# Slow NFS/SMB/AFP, but fast SCP read performance



## solence (Oct 30, 2018)

Hi!

My FreeBSD 11.2 box has the strange behavior that copying a file via NFS, SMB, or AFP is always capped at exactly 60 MByte/s. However, copying the same file to the same client via SCP immediately hits GBit line speed at 110 MByte/s.

It shouldn't be a hardware limitation, I can read the file with more than 200 MByte/s from disk and the CPU is mostly idle. The data is on a single disk with ZFS on a GELI encryption layer. AESNI support is enabled. ZFS also has 8 GB ARC available.

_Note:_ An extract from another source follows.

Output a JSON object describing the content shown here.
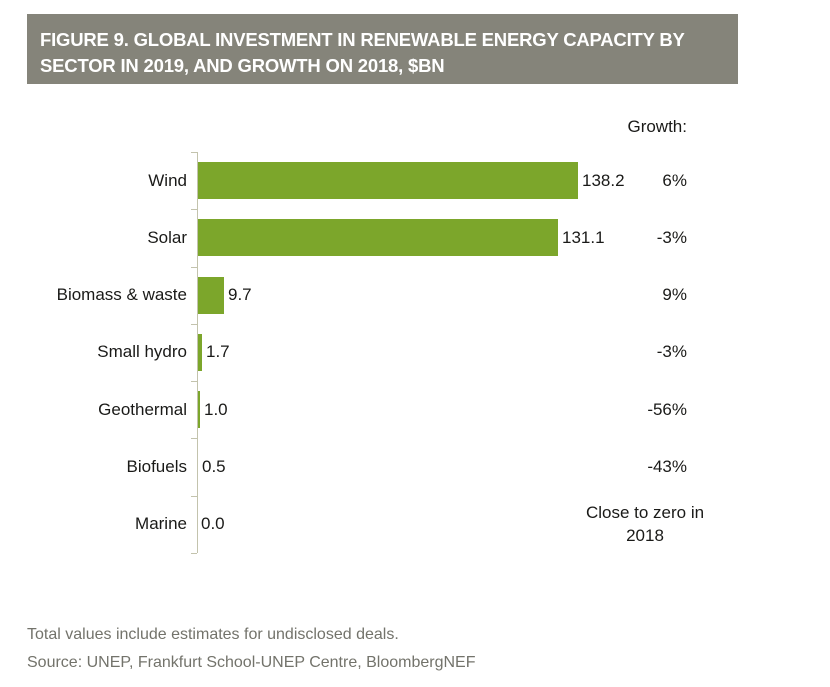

I have tried to disable atime or sync on ZFS, also setting TCP_NODELAY and larger snd/rcv buffers, but none of it made any difference.

Has anyone any idea what might be wrong?


----------



## JPK (Dec 16, 2018)

Hi,

I am seeing strange behavior as well. However different. SCP sticks below 30MB/sec despite having enough CPU horsepower on both ends. And SMB/AFP shows bursty behavior. Sometimes a few hundred MB go through like a charm and then things simply stall for seconds. No clue what this could be so far.

Did you sort out your issue?


----------



## solence (Dec 17, 2018)

Yes, I found the issue. It's macOS on the iMac I was testing my FreeBSD box with. As soon as I boot the iMac into Windows, the gigabit link is saturated immediately. I wasn't able to find any settings combination on macOS that allows more than 60 mb/s. Windows does 110 mb/s out of the box. Identical setup.

Apple really screwed up here.


----------